# Bosch 1611EVS Adapter Needed



## jteddy (Feb 20, 2012)

I have a nice Bosch 1611EVS router but I can't seem to find a bushing/adapter. I'm also looking for an Owner's Manual and parts diagram. I'm hoping this forum will help me in my search. Any help would be appreciated. Thanks!


----------



## jw2170 (Jan 24, 2008)

Welcome to the router forum.

Thank you for joining us, Jerry.


----------



## jschaben (Jun 21, 2009)

jteddy said:


> I have a nice Bosch 1611EVS router but I can't seem to find a bushing/adapter. I'm also looking for an Owner's Manual and parts diagram. I'm hoping this forum will help me in my search. Any help would be appreciated. Thanks!

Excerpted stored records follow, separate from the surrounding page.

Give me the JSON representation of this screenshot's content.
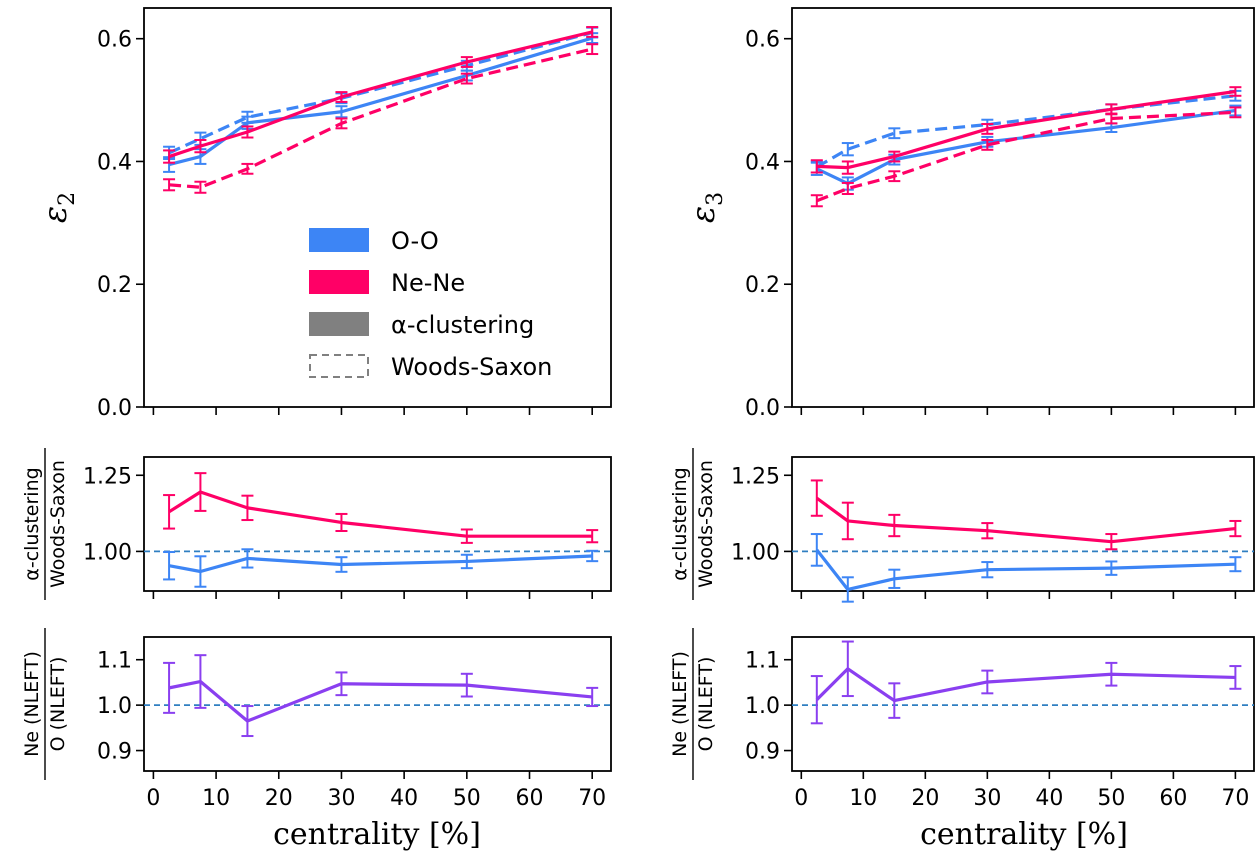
{
  "chart_data": {
    "type": "line",
    "x_axis": {
      "label": "centrality [%]",
      "ticks": [
        "0",
        "10",
        "20",
        "30",
        "40",
        "50",
        "60",
        "70"
      ],
      "range": [
        -1.5,
        73
      ]
    },
    "colors": {
      "O-O": "#3d85f5",
      "Ne-Ne": "#ff0066",
      "ratio": "#8a3ff0",
      "reference": "#2f7fc1"
    },
    "legend": {
      "position": "center",
      "entries": [
        "O-O",
        "Ne-Ne",
        "α-clustering",
        "Woods-Saxon"
      ]
    },
    "x": [
      2.5,
      7.5,
      15,
      30,
      50,
      70
    ],
    "panels": [
      {
        "id": "eps2",
        "ylabel": "ε2",
        "ylim": [
          0.0,
          0.65
        ],
        "yticks": [
          "0.0",
          "0.2",
          "0.4",
          "0.6"
        ],
        "yticks_values": [
          0.0,
          0.2,
          0.4,
          0.6
        ],
        "series": [
          {
            "name": "O-O",
            "model": "α-clustering",
            "values": [
              0.395,
              0.408,
              0.463,
              0.481,
              0.54,
              0.601
            ],
            "err": [
              0.012,
              0.012,
              0.01,
              0.009,
              0.008,
              0.008
            ]
          },
          {
            "name": "O-O",
            "model": "Woods-Saxon",
            "values": [
              0.414,
              0.437,
              0.472,
              0.503,
              0.556,
              0.61
            ],
            "err": [
              0.01,
              0.01,
              0.009,
              0.008,
              0.008,
              0.008
            ]
          },
          {
            "name": "Ne-Ne",
            "model": "α-clustering",
            "values": [
              0.408,
              0.425,
              0.448,
              0.505,
              0.562,
              0.611
            ],
            "err": [
              0.01,
              0.01,
              0.009,
              0.008,
              0.008,
              0.008
            ]
          },
          {
            "name": "Ne-Ne",
            "model": "Woods-Saxon",
            "values": [
              0.362,
              0.358,
              0.388,
              0.462,
              0.535,
              0.583
            ],
            "err": [
              0.009,
              0.009,
              0.008,
              0.008,
              0.008,
              0.008
            ]
          }
        ]
      },
      {
        "id": "eps3",
        "ylabel": "ε3",
        "ylim": [
          0.0,
          0.65
        ],
        "yticks": [
          "0.0",
          "0.2",
          "0.4",
          "0.6"
        ],
        "yticks_values": [
          0.0,
          0.2,
          0.4,
          0.6
        ],
        "series": [
          {
            "name": "O-O",
            "model": "α-clustering",
            "values": [
              0.388,
              0.364,
              0.403,
              0.432,
              0.455,
              0.483
            ],
            "err": [
              0.01,
              0.01,
              0.008,
              0.008,
              0.007,
              0.008
            ]
          },
          {
            "name": "O-O",
            "model": "Woods-Saxon",
            "values": [
              0.391,
              0.42,
              0.446,
              0.46,
              0.485,
              0.507
            ],
            "err": [
              0.009,
              0.01,
              0.008,
              0.008,
              0.008,
              0.008
            ]
          },
          {
            "name": "Ne-Ne",
            "model": "α-clustering",
            "values": [
              0.392,
              0.39,
              0.408,
              0.453,
              0.485,
              0.514
            ],
            "err": [
              0.01,
              0.01,
              0.008,
              0.008,
              0.008,
              0.007
            ]
          },
          {
            "name": "Ne-Ne",
            "model": "Woods-Saxon",
            "values": [
              0.336,
              0.356,
              0.376,
              0.427,
              0.47,
              0.48
            ],
            "err": [
              0.009,
              0.009,
              0.008,
              0.008,
              0.008,
              0.008
            ]
          }
        ]
      },
      {
        "id": "ratio_alpha_left",
        "ylabel_num": "α-clustering",
        "ylabel_den": "Woods-Saxon",
        "ylim": [
          0.87,
          1.31
        ],
        "yticks": [
          "1.00",
          "1.25"
        ],
        "yticks_values": [
          1.0,
          1.25
        ],
        "reference_line": 1.0,
        "series": [
          {
            "name": "Ne-Ne",
            "values": [
              1.13,
              1.195,
              1.143,
              1.095,
              1.05,
              1.05
            ],
            "err": [
              0.055,
              0.062,
              0.04,
              0.028,
              0.022,
              0.02
            ]
          },
          {
            "name": "O-O",
            "values": [
              0.953,
              0.934,
              0.977,
              0.957,
              0.967,
              0.985
            ],
            "err": [
              0.045,
              0.05,
              0.03,
              0.024,
              0.022,
              0.017
            ]
          }
        ]
      },
      {
        "id": "ratio_alpha_right",
        "ylabel_num": "α-clustering",
        "ylabel_den": "Woods-Saxon",
        "ylim": [
          0.87,
          1.31
        ],
        "yticks": [
          "1.00",
          "1.25"
        ],
        "yticks_values": [
          1.0,
          1.25
        ],
        "reference_line": 1.0,
        "series": [
          {
            "name": "Ne-Ne",
            "values": [
              1.175,
              1.1,
              1.085,
              1.068,
              1.032,
              1.075
            ],
            "err": [
              0.058,
              0.06,
              0.035,
              0.025,
              0.025,
              0.025
            ]
          },
          {
            "name": "O-O",
            "values": [
              1.005,
              0.875,
              0.91,
              0.94,
              0.945,
              0.958
            ],
            "err": [
              0.052,
              0.04,
              0.03,
              0.025,
              0.022,
              0.023
            ]
          }
        ]
      },
      {
        "id": "ratio_ne_o_left",
        "ylabel_num": "Ne (NLEFT)",
        "ylabel_den": "O (NLEFT)",
        "ylim": [
          0.855,
          1.15
        ],
        "yticks": [
          "0.9",
          "1.0",
          "1.1"
        ],
        "yticks_values": [
          0.9,
          1.0,
          1.1
        ],
        "reference_line": 1.0,
        "series": [
          {
            "name": "ratio",
            "values": [
              1.038,
              1.052,
              0.965,
              1.047,
              1.044,
              1.018
            ],
            "err": [
              0.055,
              0.058,
              0.033,
              0.025,
              0.025,
              0.02
            ]
          }
        ]
      },
      {
        "id": "ratio_ne_o_right",
        "ylabel_num": "Ne (NLEFT)",
        "ylabel_den": "O (NLEFT)",
        "ylim": [
          0.855,
          1.15
        ],
        "yticks": [
          "0.9",
          "1.0",
          "1.1"
        ],
        "yticks_values": [
          0.9,
          1.0,
          1.1
        ],
        "reference_line": 1.0,
        "series": [
          {
            "name": "ratio",
            "values": [
              1.012,
              1.08,
              1.01,
              1.051,
              1.068,
              1.061
            ],
            "err": [
              0.052,
              0.06,
              0.038,
              0.025,
              0.025,
              0.025
            ]
          }
        ]
      }
    ]
  }
}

Hi Jerry - welcome to the forum
The newer Bosch routers take an adapter, part RA1126, to accept guide bushings. I had to google an image of the 1611 and I don't think it will fit, at least not willingly. Another option may be to go with a unversal type base plate that does take bushings. This one will fit most anything:
Amazon.com: Milescraft 1211 Base Plate Metal-Nose Bushing Set for Routers: Home Improvement
It uses a pretty neat turnlock system to just twist the bushings in and out and includes an adapter for the porter cable style threaded bushings.
Good Luck


----------



## Mike (Nov 22, 2004)

Jerry, you are looking for Bosch part number RA1110. Bosch has these in stock for about $16. You will find the manual in our router reference section under Bosch.


----------